Things started to go south again in 2011, as the medication I was taking for my illness was beginning to destroy my body. I was starting to have horrible health issues: excessive weight gain, thyroid problems, constant colds and flus, easily broken bones. After trying many different medications that didn’t seem to work very well (either caused too much mania or too much depression), I turned to naturopathic medication.

Unfortunately, the naturopathic medication did not work for me. I relapsed, and it was awful. I spent about two months away from my son trying to recover from my relapse; I knew I couldn’t even take care of myself, so I certainly wouldn’t be able to take care of him. His dad was understanding and took care of him on the days that were normally mine. During those two months, I still visited him at his dad’s house and watched him play sports, but I knew I couldn’t take care of him like he deserved until I was stable. Once I was stable, I was able to take him home with me. That was one of the best days of my life.

Since 2012, I have had no issues with my disorder interfering with my ability to be a great parent. I believe the key to being a great parent is to make sure you’re healthy first. Make sure you take your medication regularly and as prescribed, get plenty of sleep, eat healthy and try to exercise. When you’re healthy, your relationships can be healthy. My son and I have a great relationship. We talk, listen, laugh, cry and spend so much time together. Making many memories together is one of the most important parts of parenting for me, because life can change so quickly.
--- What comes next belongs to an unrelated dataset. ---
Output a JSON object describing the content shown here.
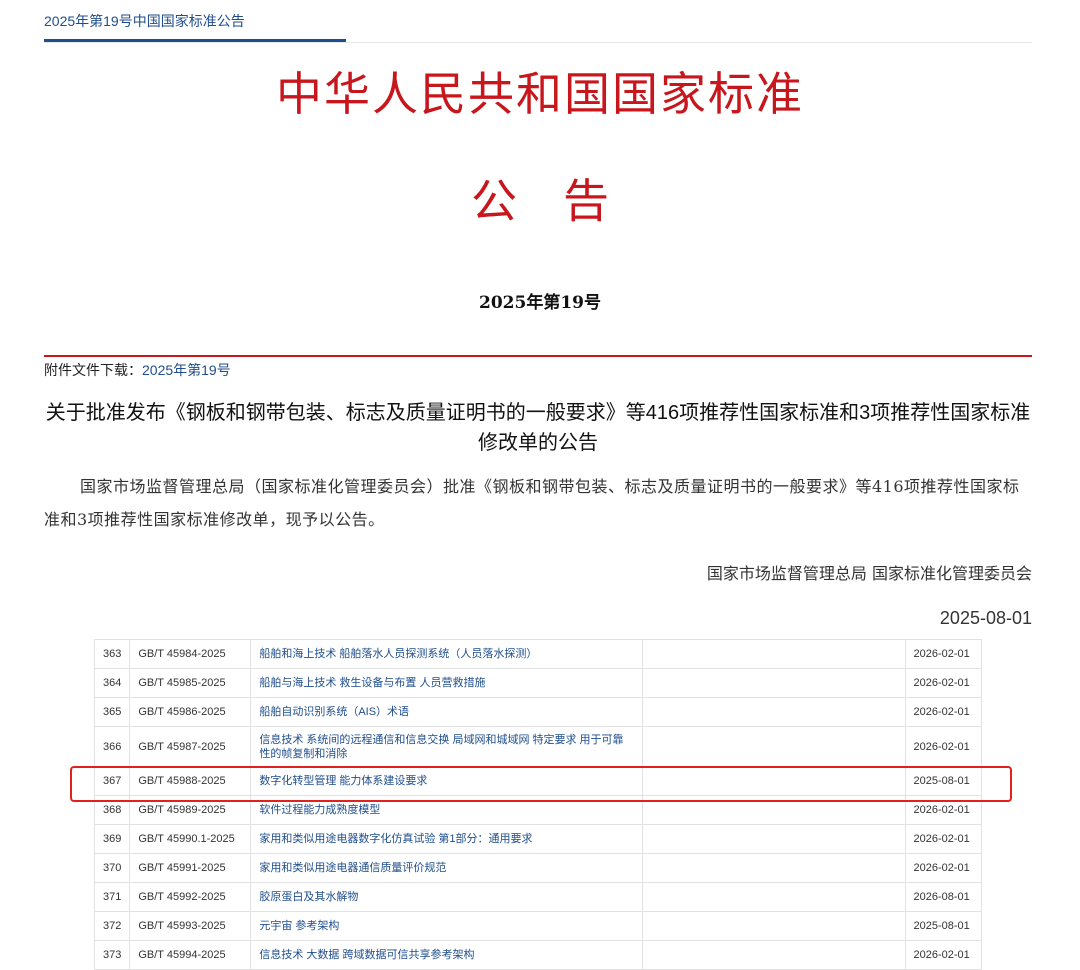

As for the stigma around bipolar disorder and parenting, I feel it is unnecessary. Mothers and fathers diagnosed with bipolar disorder can still be great parents. What some people don’t understand is that bipolar disorder is a medical illness like any other, and it requires medication to treat the symptoms of the illness. If treated, we can be wonderful parents. I am living proof of that.

Editor’s note: Any medical information included is based on a personal experience. For questions or concerns regarding health, please consult a doctor or medical professional.